Третий проект был рассчитан на долгие годы и гораздо более радикален. Он предусматривал эктогенезис, деташизм и всеобщую гомикрию. От человека оставался один только мозг в элегантной упаковке из дюропласта, что-то наподобие глобуса, снабженного клеммами, вилками и розетками. Обмен веществ предполагалось перевести на ядерный уровень, в связи с чем принятие пищи, физиологически совершенно излишнее, сводилось к иллюзии. Головоглобус можно было бы подсоединять к любым конечностям, аппаратам, машинам, транспортным средствам и т. д. Такая деташизация проходила бы в два этапа. На первом проводится план частичного деташизма — ненужные органы оставляются дома; так, собираясь в театр, вы снимаете и вешаете в шкаф подсистемы копуляции и дефекации. В следующей десятилетке намечалось путем гомикрии решить проблему всеобщей давки — печального следствия перенаселения. Кабельные и беспроводные каналы межмозговой связи сделали бы излишними поездки в командировки, на конференции и совещания и вообще какое-либо передвижение, ибо все без исключения граждане имели бы связь с датчиками по всей ойкумене, вплоть до самых отдаленных планет. Промышленность завалит рынок манипуляторами, педикуляторами, гастропуляторами, а также головороллерами (чем-то вроде рельсов домашней железной дороги, по которым головы смогут катиться сами, ради забавы).

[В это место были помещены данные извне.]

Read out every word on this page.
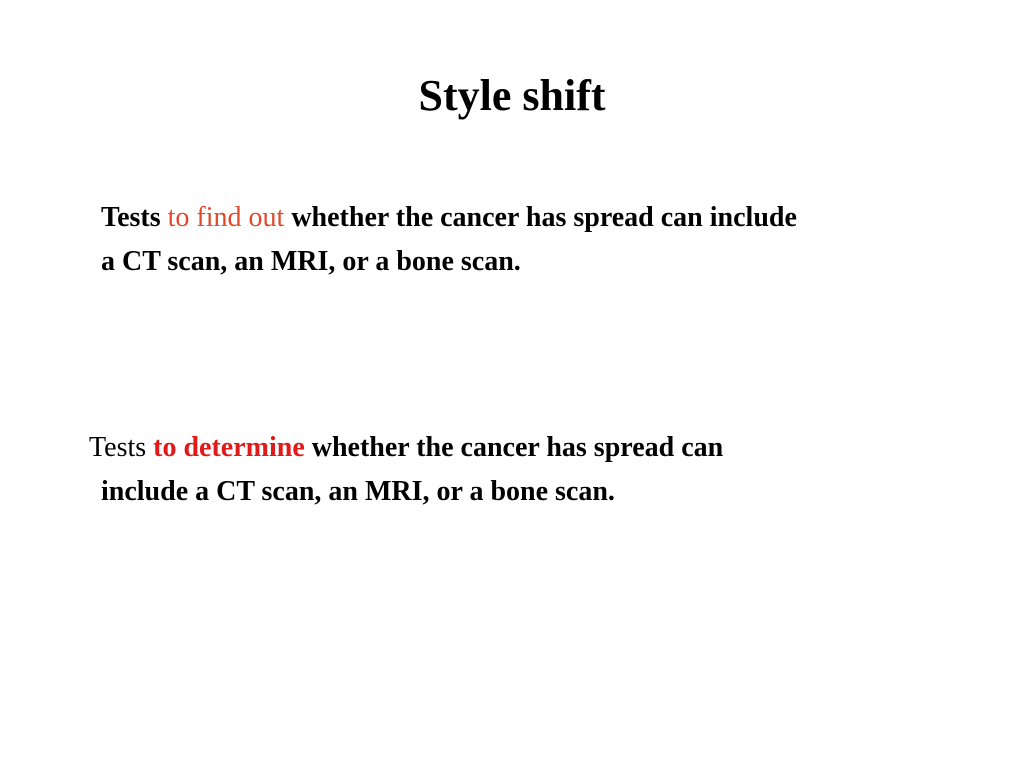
Style shift

Tests to find out whether the cancer has spread can include
a CT scan, an MRI, or a bone scan.

Tests to determine whether the cancer has spread can
include a CT scan, an MRI, or a bone scan.
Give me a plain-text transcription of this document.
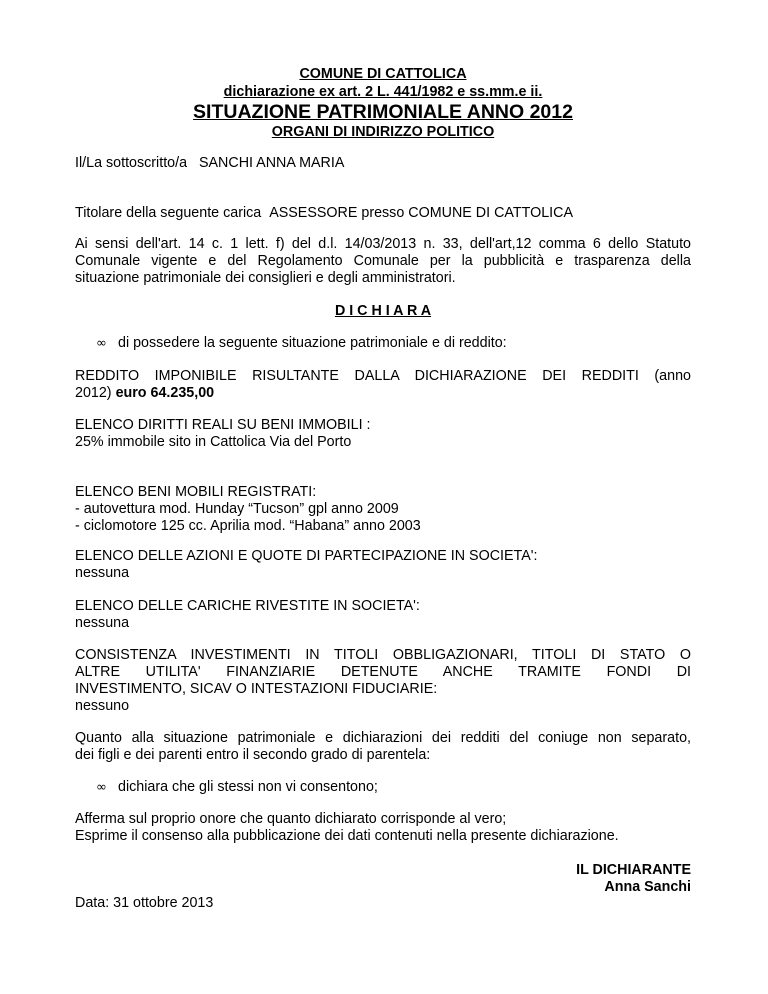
COMUNE DI CATTOLICA
dichiarazione ex art. 2 L. 441/1982 e ss.mm.e ii.
SITUAZIONE PATRIMONIALE ANNO 2012
ORGANI DI INDIRIZZO POLITICO
Il/La sottoscritto/a SANCHI ANNA MARIA
Titolare della seguente carica ASSESSORE presso COMUNE DI CATTOLICA
Ai sensi dell'art. 14 c. 1 lett. f) del d.l. 14/03/2013 n. 33, dell'art,12 comma 6 dello Statuto
Comunale vigente e del Regolamento Comunale per la pubblicità e trasparenza della
situazione patrimoniale dei consiglieri e degli amministratori.
D I C H I A R A
∞ di possedere la seguente situazione patrimoniale e di reddito:
REDDITO IMPONIBILE RISULTANTE DALLA DICHIARAZIONE DEI REDDITI (anno
2012) euro 64.235,00
ELENCO DIRITTI REALI SU BENI IMMOBILI :
25% immobile sito in Cattolica Via del Porto
ELENCO BENI MOBILI REGISTRATI:
- autovettura mod. Hunday “Tucson” gpl anno 2009
- ciclomotore 125 cc. Aprilia mod. “Habana” anno 2003
ELENCO DELLE AZIONI E QUOTE DI PARTECIPAZIONE IN SOCIETA':
nessuna
ELENCO DELLE CARICHE RIVESTITE IN SOCIETA':
nessuna
CONSISTENZA INVESTIMENTI IN TITOLI OBBLIGAZIONARI, TITOLI DI STATO O
ALTRE UTILITA' FINANZIARIE DETENUTE ANCHE TRAMITE FONDI DI
INVESTIMENTO, SICAV O INTESTAZIONI FIDUCIARIE:
nessuno
Quanto alla situazione patrimoniale e dichiarazioni dei redditi del coniuge non separato,
dei figli e dei parenti entro il secondo grado di parentela:
∞ dichiara che gli stessi non vi consentono;
Afferma sul proprio onore che quanto dichiarato corrisponde al vero;
Esprime il consenso alla pubblicazione dei dati contenuti nella presente dichiarazione.
IL DICHIARANTE
Anna Sanchi
Data: 31 ottobre 2013
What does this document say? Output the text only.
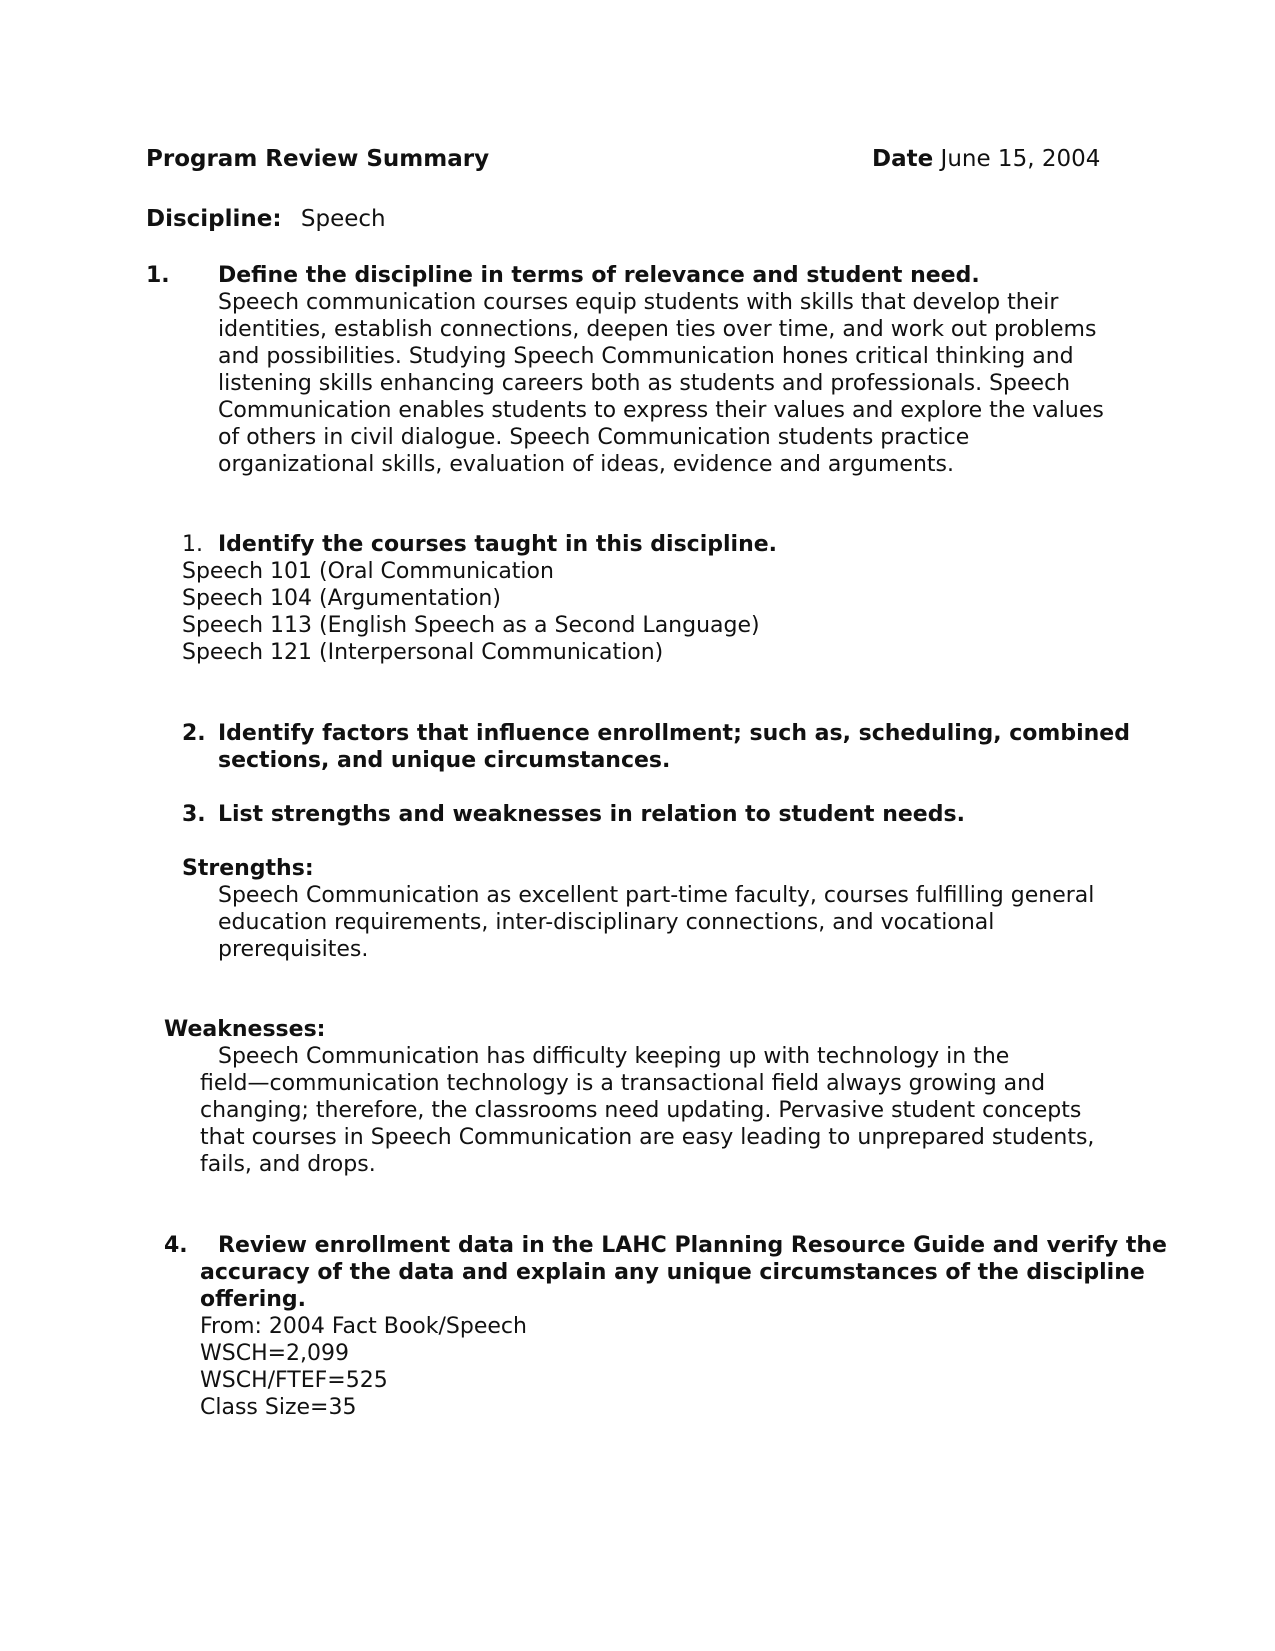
Program Review Summary	Date June 15, 2004
Discipline: Speech
1. Define the discipline in terms of relevance and student need.
Speech communication courses equip students with skills that develop their
identities, establish connections, deepen ties over time, and work out problems
and possibilities. Studying Speech Communication hones critical thinking and
listening skills enhancing careers both as students and professionals. Speech
Communication enables students to express their values and explore the values
of others in civil dialogue. Speech Communication students practice
organizational skills, evaluation of ideas, evidence and arguments.
1. Identify the courses taught in this discipline.
Speech 101 (Oral Communication
Speech 104 (Argumentation)
Speech 113 (English Speech as a Second Language)
Speech 121 (Interpersonal Communication)
2. Identify factors that influence enrollment; such as, scheduling, combined
sections, and unique circumstances.
3. List strengths and weaknesses in relation to student needs.
Strengths:
Speech Communication as excellent part-time faculty, courses fulfilling general
education requirements, inter-disciplinary connections, and vocational
prerequisites.
Weaknesses:
Speech Communication has difficulty keeping up with technology in the
field—communication technology is a transactional field always growing and
changing; therefore, the classrooms need updating. Pervasive student concepts
that courses in Speech Communication are easy leading to unprepared students,
fails, and drops.
4. Review enrollment data in the LAHC Planning Resource Guide and verify the
accuracy of the data and explain any unique circumstances of the discipline
offering.
From: 2004 Fact Book/Speech
WSCH=2,099
WSCH/FTEF=525
Class Size=35
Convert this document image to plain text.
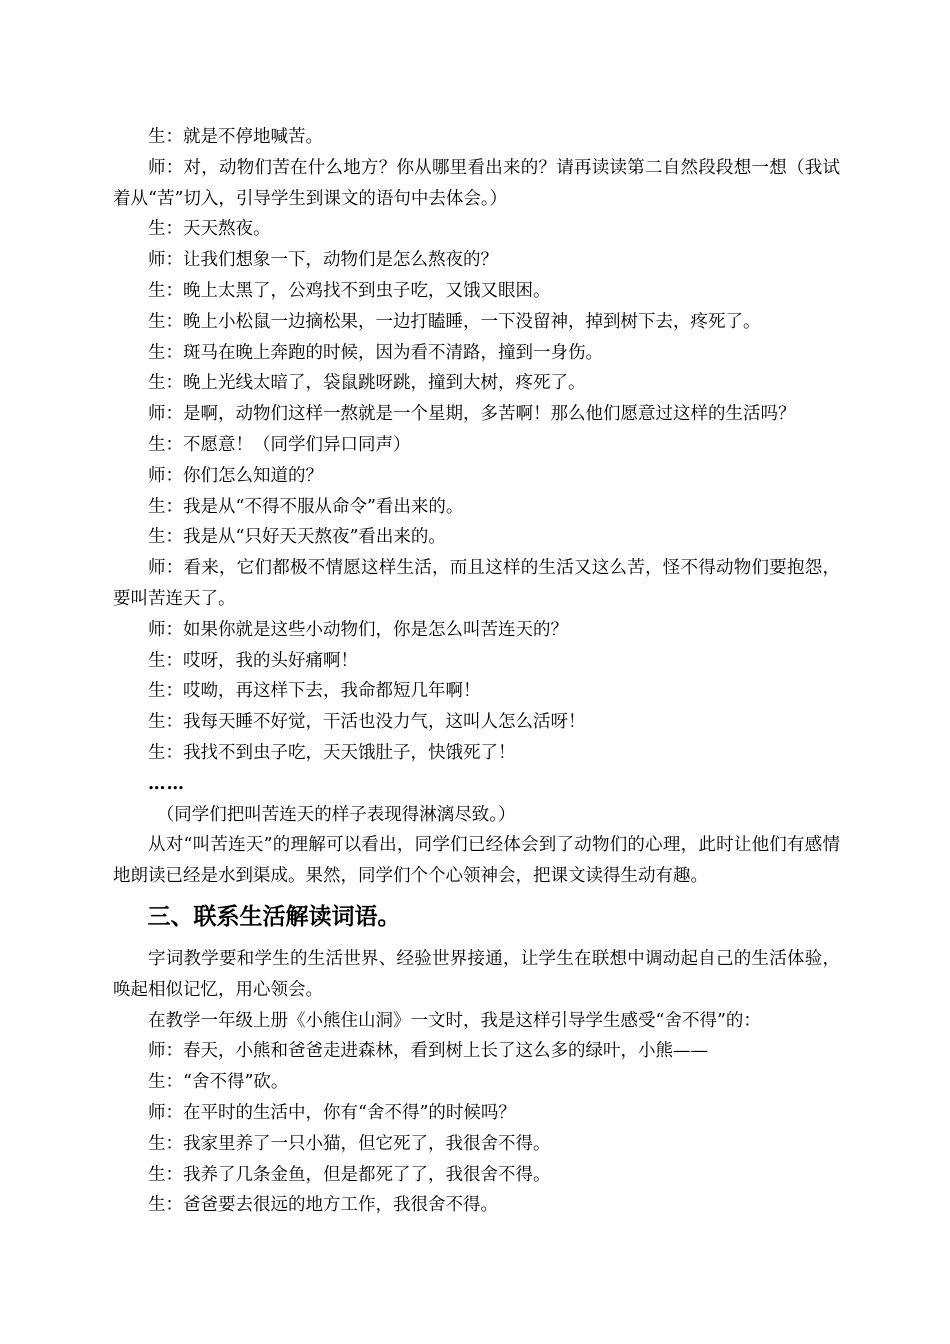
生：就是不停地喊苦。

师：对，动物们苦在什么地方？你从哪里看出来的？请再读读第二自然段段想一想（我试着从“苦”切入，引导学生到课文的语句中去体会。）

生：天天熬夜。

师：让我们想象一下，动物们是怎么熬夜的？

生：晚上太黑了，公鸡找不到虫子吃，又饿又眼困。

生：晚上小松鼠一边摘松果，一边打瞌睡，一下没留神，掉到树下去，疼死了。

生：斑马在晚上奔跑的时候，因为看不清路，撞到一身伤。

生：晚上光线太暗了，袋鼠跳呀跳，撞到大树，疼死了。

师：是啊，动物们这样一熬就是一个星期，多苦啊！那么他们愿意过这样的生活吗？

生：不愿意！（同学们异口同声）

师：你们怎么知道的？

生：我是从“不得不服从命令”看出来的。

生：我是从“只好天天熬夜”看出来的。

师：看来，它们都极不情愿这样生活，而且这样的生活又这么苦，怪不得动物们要抱怨，要叫苦连天了。

师：如果你就是这些小动物们，你是怎么叫苦连天的？

生：哎呀，我的头好痛啊！

生：哎呦，再这样下去，我命都短几年啊！

生：我每天睡不好觉，干活也没力气，这叫人怎么活呀！

生：我找不到虫子吃，天天饿肚子，快饿死了！

……

（同学们把叫苦连天的样子表现得淋漓尽致。）

从对“叫苦连天”的理解可以看出，同学们已经体会到了动物们的心理，此时让他们有感情地朗读已经是水到渠成。果然，同学们个个心领神会，把课文读得生动有趣。

三、联系生活解读词语。

字词教学要和学生的生活世界、经验世界接通，让学生在联想中调动起自己的生活体验，唤起相似记忆，用心领会。

在教学一年级上册《小熊住山洞》一文时，我是这样引导学生感受“舍不得”的：

师：春天，小熊和爸爸走进森林，看到树上长了这么多的绿叶，小熊——

生：“舍不得”砍。

师：在平时的生活中，你有“舍不得”的时候吗？

生：我家里养了一只小猫，但它死了，我很舍不得。

生：我养了几条金鱼，但是都死了了，我很舍不得。

生：爸爸要去很远的地方工作，我很舍不得。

Я прервал усвоение рефератов и заметил, что их авторы, должно быть, свихнулись.

— Суждение слишком поспешное, — сухо возразил Троттельрайнер. — Каша заварена — нужно ее расхлебывать. С меркой здравого смысла историю человечества не понять. Разве Кант, Аверроэс, Сократ, Ньютон, Вольтер поверили бы, что в двадцатом веке бичом городов, отравителем легких, свирепым убийцей, объектом обожествления станет жестянка на четырех колесах, а люди предпочтут погибать в ней, устремляясь лавиной за город, чем спокойно сидеть дома?

Я спросил, какой из проектов профессор собирается поддержать.

— Пока не знаю, — ответил он. — Труднее всего, по-моему, решить проблему тайнят — подпольно рожденных детей. А кроме того, я побаиваюсь химинтригантства.

— То есть?

— Может пройти проект, который получит кредибилиновую поддержку.

— Думаете, вас обработают психимикатами?

— Почему бы и нет? Чего проще — взять и распылить аэрозоль через климатизатор конференц-зала.

— Что бы вы ни решили, общество не обязательно это одобрит. Люди не примут всего безропотно.

— Дорогой мой, культура уже полвека не развивается стихийно. В XX веке какой-нибудь там Диор диктовал моду в одежде, теперь же все области жизни развиваются под диктовку. Если конгресс проголосует за деташизм, через несколько лет будет неприлично иметь мягкое, волосатое, потливое тело. Тело приходится мыть, умащивать и прочее, и все-таки оно выходит из строя, тогда как при деташизме можно подключать к себе любые инженерные чудеса. Какая женщина не захочет иметь серебряные фонарики вместо глаз, телескопически выдвигающиеся груди, крылышки, словно у ангела, светоносные икры и пятки, мелодично звенящие на каждом шагу?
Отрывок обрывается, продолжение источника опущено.